As far as I know for D1.0 and large multidimensional arrays, really
usable libraries are just multiarray by braxissimo (that is a kind of
abandoned experiment, as he focused on matrixes and vectors), and then
my library.
Matrix libraries are more (and my library supports dense
matrixes/vectors), but really multidimensional libraries, I am not
aware of other serious contenders, please share the others...
Using it your example
off = (y[:-1,:]*x[1:,:] - y[1:,:]*x[:-1,:]) / (x[1:,:]-x[:-1,:])
becomes
auto
off=(y[Range(0,-2)]*x[Range(1,-1)]-y[Range(1,-1)]*x[Range(0,-2)])/(x[Range(1,-1)]-x[Range(0,-1)]);
not
ideal,
but not so terrible either.
The full slicing indices for the second dimension are missing. You
could of course make those implicit, but then what happens if you need
that expression to work on swapped dimensions?
Indeed missing= implicit, to swap dimensions you have to use Range(-1)
(the full range from 0 to the last).
The Range structure negative indexes are from the end, and are
inclusive (thus Range(0,-1) means up to the end, the whole range).
This removes problems with making $ work correctly.

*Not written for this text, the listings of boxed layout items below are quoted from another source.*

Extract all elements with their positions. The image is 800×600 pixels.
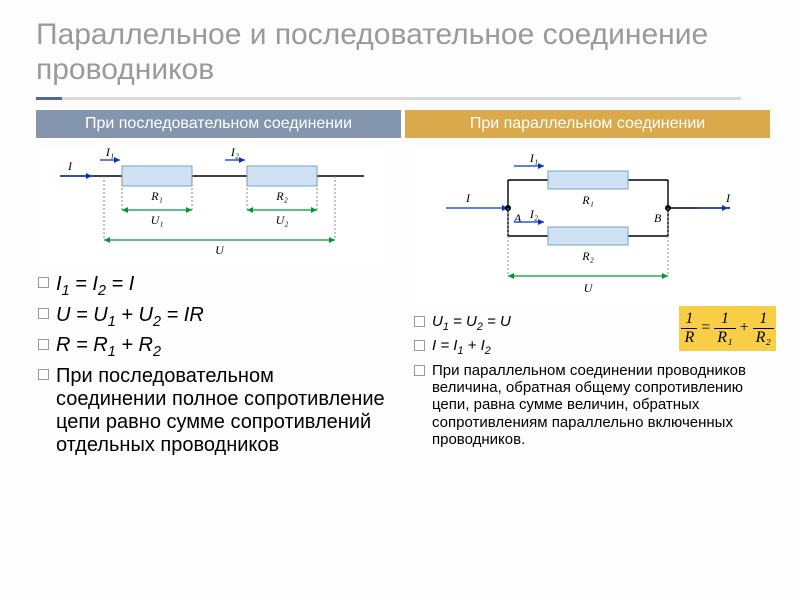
resistance-formula: 1R = 1R₁ + 1R₂ (679, 306, 776, 351)
slide: Параллельное и последовательное соединен… (0, 0, 800, 600)
svg-text:I₂: I₂ (529, 207, 538, 221)
column-series: I R₁ I₁ U₁ R₂ I₂ U₂ U I1 = I2 = I U = U1 + U2 =… (36, 142, 394, 459)
series-diagram: I R₁ I₁ U₁ R₂ I₂ U₂ U (36, 148, 388, 263)
title-rule (36, 97, 741, 100)
svg-text:R₂: R₂ (581, 249, 594, 263)
banners: При последовательном соединении При пара… (36, 110, 770, 138)
svg-text:U₁: U₁ (151, 213, 164, 227)
svg-text:B: B (654, 211, 662, 225)
page-title: Параллельное и последовательное соединен… (36, 18, 770, 93)
series-eq2: U = U1 + U2 = IR (38, 302, 388, 333)
svg-text:R₂: R₂ (275, 189, 288, 203)
svg-text:R₁: R₁ (150, 189, 163, 203)
parallel-text: При параллельном соединении проводников … (414, 360, 764, 450)
svg-text:U: U (584, 281, 594, 295)
series-eq3: R = R1 + R2 (38, 332, 388, 363)
formula-r2-d: R₂ (753, 329, 774, 347)
svg-text:I₂: I₂ (230, 148, 239, 159)
formula-r2-n: 1 (753, 310, 774, 329)
svg-text:U: U (215, 243, 225, 257)
formula-r1-d: R₁ (714, 329, 735, 347)
rule-rest (62, 97, 741, 100)
columns: I R₁ I₁ U₁ R₂ I₂ U₂ U I1 = I2 = I U = U1 + U2 =… (36, 142, 770, 459)
svg-text:I: I (465, 191, 471, 205)
rule-accent (36, 97, 62, 100)
parallel-diagram: I I A B R₁ I₁ R₂ I₂ U (412, 148, 764, 303)
column-parallel: IIABR₁I₁R₂I₂U U1 = U2 = U I = I1 + I2 Пр… (394, 142, 770, 459)
svg-text:I: I (67, 159, 73, 173)
formula-lhs-n: 1 (681, 310, 697, 329)
banner-parallel: При параллельном соединении (405, 110, 770, 138)
svg-text:R₁: R₁ (581, 193, 594, 207)
svg-text:U₂: U₂ (276, 213, 289, 227)
series-eq1: I1 = I2 = I (38, 271, 388, 302)
svg-text:I₁: I₁ (105, 148, 114, 159)
formula-r1-n: 1 (714, 310, 735, 329)
series-list: I1 = I2 = I U = U1 + U2 = IR R = R1 + R2… (36, 271, 388, 459)
series-text: При последовательном соединении полное с… (38, 363, 388, 459)
svg-text:I₁: I₁ (529, 151, 538, 165)
banner-series: При последовательном соединении (36, 110, 401, 138)
formula-lhs-d: R (681, 329, 697, 347)
svg-text:I: I (725, 191, 731, 205)
svg-text:A: A (513, 211, 522, 225)
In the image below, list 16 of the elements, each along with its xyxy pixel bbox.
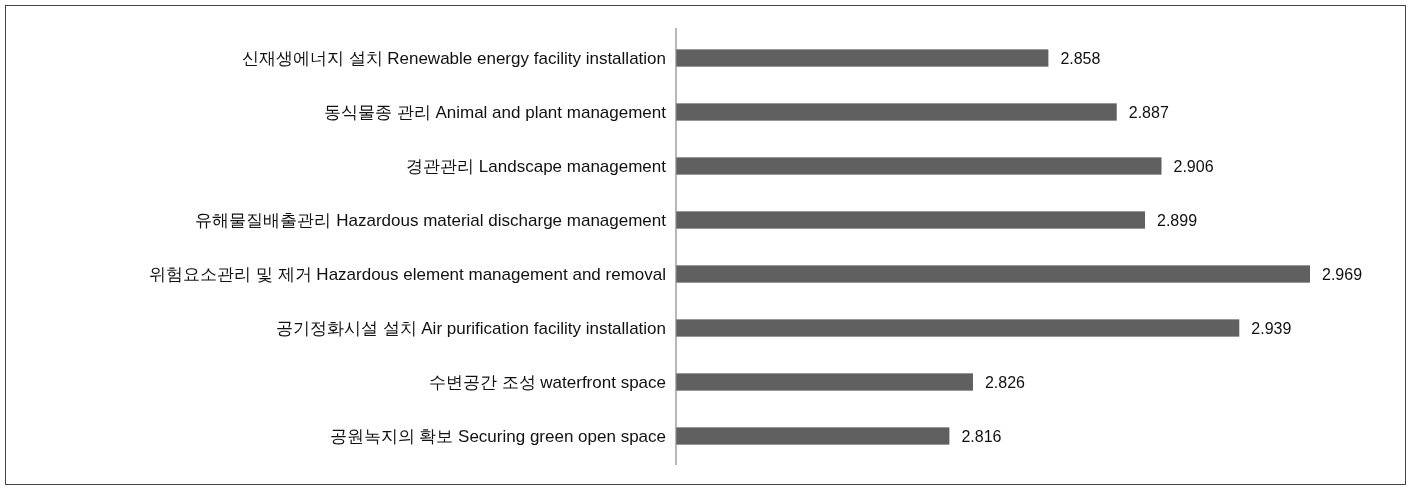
- category-label: 수변공간 조성 waterfront space: [428, 372, 666, 392]
- data-label: 2.887: [1128, 103, 1169, 121]
- category-label: 공기정화시설 설치 Air purification facility installation: [275, 318, 666, 338]
- data-label: 2.899: [1157, 211, 1198, 229]
- category-label: 유해물질배출관리 Hazardous material discharge management: [195, 210, 666, 230]
- category-label: 신재생에너지 설치 Renewable energy facility installation: [241, 48, 666, 68]
- data-label: 2.826: [984, 373, 1025, 391]
- category-label: 공원녹지의 확보 Securing green open space: [329, 426, 666, 446]
- data-label: 2.816: [961, 427, 1002, 445]
- data-label: 2.969: [1322, 265, 1363, 283]
- data-label: 2.906: [1173, 157, 1214, 175]
- data-label: 2.939: [1251, 319, 1292, 337]
- category-label: 경관관리 Landscape management: [406, 156, 666, 176]
- category-label: 동식물종 관리 Animal and plant management: [323, 102, 666, 122]
- category-label: 위험요소관리 및 제거 Hazardous element management and removal: [149, 264, 666, 284]
- data-label: 2.858: [1060, 49, 1101, 67]
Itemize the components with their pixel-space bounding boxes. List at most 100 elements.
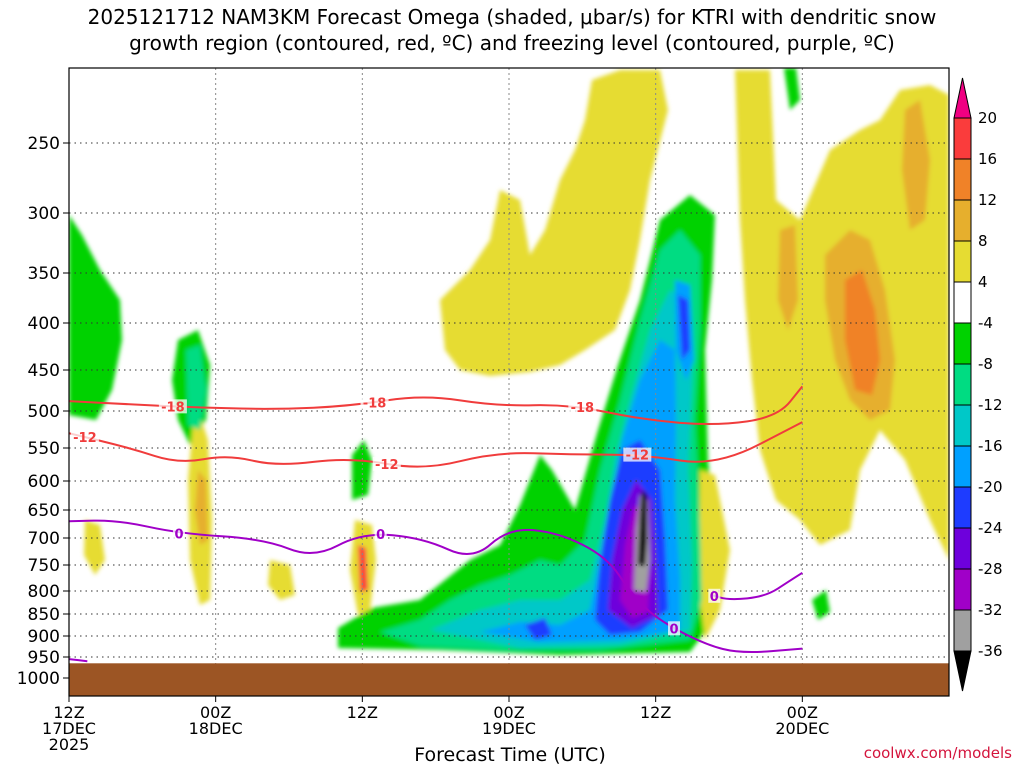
x-tick-label: 12Z: [640, 703, 671, 722]
colorbar-label: -20: [978, 478, 1003, 496]
colorbar-swatch: [953, 527, 972, 570]
contour-label: 0: [669, 622, 678, 637]
chart-title-line2: growth region (contoured, red, ºC) and f…: [129, 31, 895, 55]
y-tick-label: 350: [28, 264, 60, 284]
contour-label-bg: [374, 527, 387, 542]
contour-label: -12: [626, 449, 650, 464]
colorbar-label: 4: [978, 273, 988, 291]
omega-lt-minus8-small: [186, 345, 206, 430]
y-tick-label: 450: [28, 361, 60, 381]
colorbar-label: 20: [978, 109, 997, 127]
colorbar-label: -12: [978, 396, 1003, 414]
colorbar-label: -24: [978, 519, 1003, 537]
x-tick-label: 2025: [49, 735, 90, 754]
colorbar-arrow-bottom: [953, 650, 972, 692]
omega-gt8-d: [195, 470, 208, 545]
y-tick-label: 500: [28, 402, 60, 422]
x-tick-label: 00Z: [787, 703, 818, 722]
y-axis-pressure: 2503003504004505005506006507007508008509…: [17, 134, 69, 689]
colorbar-swatch: [953, 404, 972, 447]
contour-label: 0: [174, 528, 183, 543]
colorbar-swatch: [953, 158, 972, 201]
contour-label: 0: [376, 528, 385, 543]
y-tick-label: 600: [28, 472, 60, 492]
colorbar-swatch: [953, 322, 972, 365]
colorbar-swatch: [953, 568, 972, 611]
x-tick-label: 00Z: [200, 703, 231, 722]
contour-label-bg: [372, 456, 401, 471]
y-tick-label: 800: [28, 582, 60, 602]
omega-gt4-g: [700, 470, 730, 640]
omega-gt4-f: [268, 560, 295, 600]
contour-label-bg: [173, 526, 185, 541]
omega-gt8-c: [778, 225, 798, 330]
y-tick-label: 550: [28, 439, 60, 459]
contour-label: -12: [375, 458, 399, 473]
contour-label: -18: [571, 401, 595, 416]
omega-colorbar: 20 16 12 8 4 -4 -8 -12 -16 -20 -24 -28 -32 -36: [953, 77, 1003, 692]
ground-fill: [69, 663, 949, 696]
omega-gt4-e: [84, 520, 105, 575]
chart-title-line1: 2025121712 NAM3KM Forecast Omega (shaded…: [87, 5, 937, 29]
colorbar-swatch: [953, 281, 972, 324]
contour-label-bg: [708, 588, 721, 603]
omega-gt16-a: [358, 545, 368, 592]
y-tick-label: 300: [28, 204, 60, 224]
colorbar-swatch: [953, 363, 972, 406]
colorbar-swatch: [953, 445, 972, 488]
contour-label-bg: [623, 447, 652, 462]
colorbar-label: -4: [978, 314, 993, 332]
x-tick-label: 12Z: [53, 703, 84, 722]
x-tick-label: 12Z: [347, 703, 378, 722]
omega-lt-minus4-top: [784, 68, 800, 110]
colorbar-swatch: [953, 486, 972, 529]
omega-shading: [69, 68, 949, 655]
colorbar-label: -36: [978, 642, 1003, 660]
contour-label-bg: [360, 395, 389, 410]
contour-label: -18: [363, 396, 387, 411]
y-tick-label: 400: [28, 314, 60, 334]
x-tick-label: 20DEC: [775, 719, 829, 738]
omega-lt-minus36: [638, 490, 647, 566]
colorbar-arrow-top: [953, 77, 972, 119]
plot-area: -18 -18 -18 -12 -12 -12 0 0 0 0: [68, 67, 950, 697]
x-tick-label: 17DEC: [42, 719, 96, 738]
omega-gt12-a: [845, 270, 880, 395]
contour-label-bg: [668, 621, 680, 636]
contour-label-bg: [568, 400, 597, 415]
colorbar-label: 12: [978, 191, 997, 209]
contour-label: -18: [161, 400, 185, 415]
omega-gt8-b: [902, 100, 930, 230]
contour-label: -12: [73, 431, 97, 446]
colorbar-label: -8: [978, 355, 993, 373]
contour-label-bg: [70, 430, 99, 445]
contour-label: 0: [710, 590, 719, 605]
omega-lt-minus4-blob2: [812, 590, 830, 620]
ground-surface: [69, 663, 949, 696]
y-tick-label: 750: [28, 556, 60, 576]
omega-lt-minus4-left: [69, 215, 122, 420]
y-tick-label: 1000: [17, 669, 60, 689]
credit-text: coolwx.com/models: [863, 744, 1012, 762]
colorbar-label: -28: [978, 560, 1003, 578]
temperature-contours: -18 -18 -18 -12 -12 -12 0 0 0 0: [69, 385, 804, 663]
y-tick-label: 700: [28, 529, 60, 549]
colorbar-swatch: [953, 117, 972, 160]
x-tick-label: 00Z: [493, 703, 524, 722]
y-tick-label: 850: [28, 605, 60, 625]
x-axis-label: Forecast Time (UTC): [414, 744, 606, 766]
colorbar-swatch: [953, 199, 972, 242]
colorbar-label: -32: [978, 601, 1003, 619]
colorbar-label: 8: [978, 232, 988, 250]
colorbar-swatch: [953, 240, 972, 283]
x-tick-label: 18DEC: [189, 719, 243, 738]
y-tick-label: 650: [28, 501, 60, 521]
y-tick-label: 950: [28, 648, 60, 668]
y-tick-label: 250: [28, 134, 60, 154]
y-tick-label: 900: [28, 627, 60, 647]
omega-gt4-a: [440, 70, 668, 376]
colorbar-label: -16: [978, 437, 1003, 455]
colorbar-swatch: [953, 609, 972, 652]
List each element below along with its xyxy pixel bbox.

The negative sign solution is nice for scripting languages like Matlab
or Python. In a compiled language it leads to unnecessary runtime
overhead because every indexing operation needs to be checked for the
sign.
Indeed I don't accept negative indexes for indexing, just for Ranges
(where the overhead should be acceptable).
I think that the library is quite complete from the user point of view,
and quite usable...
Good to know. I will have a closer look at it.
let me know if you have problems/comment about it (also in the IRC if
you want).
ciao
Fawzi